What if I have term deposits or Guaranteed Income Certificates (GICs)in my RRSP that aren't due to mature until I'm 71?

  • First, it is expected that most individuals over 65 years of age would have some portion of their retirement savings in assets that could be cashed-in without difficulty - at least enough to meet the minimum withdrawal requirements under the RRIF rules.

If not:

  • Term deposits can generally be redeemed in part before the maturity date. Therefore individuals with term deposits should be able to meet the minimum RRIF withdrawal requirements.
  • Some GICs allow interest to be paid on an annual, semi-annual or monthly basis. It is expected that the interest earned on a GIC over a number of years would be sufficient to cover the minimum RRIF withdrawal requirement for someone who is 70.
  • For GICs that are locked-in until maturity, including the payment of interest, it is expected that financial institutions would have an incentive, based on customer goodwill and in terms of future business, to be understanding with their clients. This may include accommodating situations where individuals may have to at least receive a portion of the interest earned on their GICs in order to meet the minimum RRIF withdrawal requirements.

Will I lose two years of interest on my investment?

  • Only the minimum RRIF withdrawal requirements must be met. As long as there are enough funds available to meet the payments, investments can remain in tact.

Who will benefit from the removal of the seven-year carryforward limit?
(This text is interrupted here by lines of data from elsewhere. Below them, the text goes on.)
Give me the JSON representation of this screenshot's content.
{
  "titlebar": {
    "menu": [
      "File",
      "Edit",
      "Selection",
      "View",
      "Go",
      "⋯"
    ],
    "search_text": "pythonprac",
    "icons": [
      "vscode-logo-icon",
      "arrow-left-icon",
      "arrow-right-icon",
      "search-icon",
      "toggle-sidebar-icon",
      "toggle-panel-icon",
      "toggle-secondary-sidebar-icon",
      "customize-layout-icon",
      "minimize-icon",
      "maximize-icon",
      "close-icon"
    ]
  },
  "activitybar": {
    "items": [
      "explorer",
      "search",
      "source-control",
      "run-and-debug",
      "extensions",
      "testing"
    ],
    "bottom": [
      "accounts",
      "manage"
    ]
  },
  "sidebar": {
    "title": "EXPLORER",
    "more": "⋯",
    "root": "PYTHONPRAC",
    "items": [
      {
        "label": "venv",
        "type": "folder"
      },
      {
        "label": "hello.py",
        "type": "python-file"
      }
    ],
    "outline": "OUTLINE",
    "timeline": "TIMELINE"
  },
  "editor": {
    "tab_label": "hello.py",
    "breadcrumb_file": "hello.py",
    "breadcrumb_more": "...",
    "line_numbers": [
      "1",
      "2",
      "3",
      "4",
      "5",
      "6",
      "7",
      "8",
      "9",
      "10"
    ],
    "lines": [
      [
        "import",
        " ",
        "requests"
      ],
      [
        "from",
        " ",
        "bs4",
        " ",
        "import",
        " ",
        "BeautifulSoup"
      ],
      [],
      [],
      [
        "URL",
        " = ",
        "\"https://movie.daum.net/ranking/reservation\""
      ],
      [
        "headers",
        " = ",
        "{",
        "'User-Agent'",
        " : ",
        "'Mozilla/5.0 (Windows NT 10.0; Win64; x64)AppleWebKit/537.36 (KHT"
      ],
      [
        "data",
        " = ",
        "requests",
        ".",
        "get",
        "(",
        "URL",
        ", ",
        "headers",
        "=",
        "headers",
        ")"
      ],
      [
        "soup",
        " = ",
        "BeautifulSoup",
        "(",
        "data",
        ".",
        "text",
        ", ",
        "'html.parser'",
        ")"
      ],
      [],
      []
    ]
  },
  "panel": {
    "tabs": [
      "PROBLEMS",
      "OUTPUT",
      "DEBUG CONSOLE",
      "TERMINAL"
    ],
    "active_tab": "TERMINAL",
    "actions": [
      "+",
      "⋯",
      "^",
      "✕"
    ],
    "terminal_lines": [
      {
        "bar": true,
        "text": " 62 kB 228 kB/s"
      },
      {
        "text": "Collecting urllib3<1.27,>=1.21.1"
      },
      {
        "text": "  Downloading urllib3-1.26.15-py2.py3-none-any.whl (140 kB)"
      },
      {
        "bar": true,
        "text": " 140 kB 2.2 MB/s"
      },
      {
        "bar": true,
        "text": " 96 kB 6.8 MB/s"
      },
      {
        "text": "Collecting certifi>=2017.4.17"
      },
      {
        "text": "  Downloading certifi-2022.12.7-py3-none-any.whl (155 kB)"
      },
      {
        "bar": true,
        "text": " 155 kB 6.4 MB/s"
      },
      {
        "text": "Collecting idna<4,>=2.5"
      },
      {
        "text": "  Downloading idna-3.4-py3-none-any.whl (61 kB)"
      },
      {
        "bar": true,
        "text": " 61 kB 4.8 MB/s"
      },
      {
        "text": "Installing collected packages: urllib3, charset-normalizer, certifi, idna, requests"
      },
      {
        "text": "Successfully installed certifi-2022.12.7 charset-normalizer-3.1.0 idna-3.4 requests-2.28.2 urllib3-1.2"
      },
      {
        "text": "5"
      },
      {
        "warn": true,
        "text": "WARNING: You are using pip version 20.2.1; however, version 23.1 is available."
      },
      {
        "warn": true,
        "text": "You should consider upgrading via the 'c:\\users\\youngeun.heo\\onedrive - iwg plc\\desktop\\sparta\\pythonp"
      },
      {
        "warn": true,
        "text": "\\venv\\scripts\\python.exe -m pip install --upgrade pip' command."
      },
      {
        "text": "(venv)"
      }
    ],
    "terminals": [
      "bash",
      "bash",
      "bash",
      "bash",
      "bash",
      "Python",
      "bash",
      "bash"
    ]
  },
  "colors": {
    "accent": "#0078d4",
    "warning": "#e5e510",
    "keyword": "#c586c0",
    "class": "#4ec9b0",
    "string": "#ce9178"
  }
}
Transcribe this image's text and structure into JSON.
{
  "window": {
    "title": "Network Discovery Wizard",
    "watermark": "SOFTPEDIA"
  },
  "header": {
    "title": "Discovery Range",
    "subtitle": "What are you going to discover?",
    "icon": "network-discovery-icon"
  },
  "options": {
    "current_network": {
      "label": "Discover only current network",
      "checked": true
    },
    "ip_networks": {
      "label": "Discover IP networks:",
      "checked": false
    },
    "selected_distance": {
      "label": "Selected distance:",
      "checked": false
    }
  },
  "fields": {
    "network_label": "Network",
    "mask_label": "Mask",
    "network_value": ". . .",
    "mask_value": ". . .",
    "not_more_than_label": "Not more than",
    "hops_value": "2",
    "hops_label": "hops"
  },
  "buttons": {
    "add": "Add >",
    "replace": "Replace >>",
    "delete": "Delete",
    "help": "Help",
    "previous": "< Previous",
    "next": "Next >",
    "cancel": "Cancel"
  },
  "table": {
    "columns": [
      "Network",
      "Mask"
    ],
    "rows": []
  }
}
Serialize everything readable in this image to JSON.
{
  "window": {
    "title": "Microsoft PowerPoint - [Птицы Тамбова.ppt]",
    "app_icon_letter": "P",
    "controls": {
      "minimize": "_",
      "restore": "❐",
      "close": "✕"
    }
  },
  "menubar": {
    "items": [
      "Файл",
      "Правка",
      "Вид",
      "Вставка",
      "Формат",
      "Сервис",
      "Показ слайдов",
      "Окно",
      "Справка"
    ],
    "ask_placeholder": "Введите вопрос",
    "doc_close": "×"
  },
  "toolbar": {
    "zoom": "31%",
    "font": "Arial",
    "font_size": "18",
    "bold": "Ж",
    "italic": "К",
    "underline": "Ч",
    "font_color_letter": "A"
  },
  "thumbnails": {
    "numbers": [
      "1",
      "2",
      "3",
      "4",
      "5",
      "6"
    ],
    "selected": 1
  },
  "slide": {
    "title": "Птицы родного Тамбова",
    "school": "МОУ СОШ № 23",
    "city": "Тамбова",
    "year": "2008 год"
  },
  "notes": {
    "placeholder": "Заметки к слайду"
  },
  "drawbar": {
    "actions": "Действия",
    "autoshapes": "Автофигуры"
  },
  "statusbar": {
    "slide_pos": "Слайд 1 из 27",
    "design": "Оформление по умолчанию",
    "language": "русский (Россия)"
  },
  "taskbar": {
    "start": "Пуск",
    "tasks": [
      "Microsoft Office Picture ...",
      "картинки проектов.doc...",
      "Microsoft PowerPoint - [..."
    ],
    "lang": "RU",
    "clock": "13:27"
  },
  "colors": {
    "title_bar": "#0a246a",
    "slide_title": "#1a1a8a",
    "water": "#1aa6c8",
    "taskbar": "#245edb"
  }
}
  • The removal of the seven-year carry-forward limit will assist those who have not made maximum contributions in past years, but will be in a better position to contribute beyond their annual limit in the future.
  • Many Canadians may go through lengthy periods - usually early in their careers or when they are raising children - when they are unable to set significant amounts aside for retirement. The removal of the limit will make the tax system fairer and more effective by allowing individuals to utilize their available RRSP room once they are in a better position to save.
  • This change applies to unused RRSP room since 1991 when the system of RRSP limits was reformed and the carry-forward provision established. There is no carry-forward of unused limits for years before 1991.

How will the deduction for RRSP/RRIF fees differ from their past treatment?

  • Currently, administrative and investment counselling fees for RRSPs and RRIFs are deductible if paid outside the plan.
  • Recognizing that other RRSP/RRIF investment expenses are not deductible, and that these plans already provide generous tax deferrals, the deduction for such fees will be eliminated, effective March 6, 1996.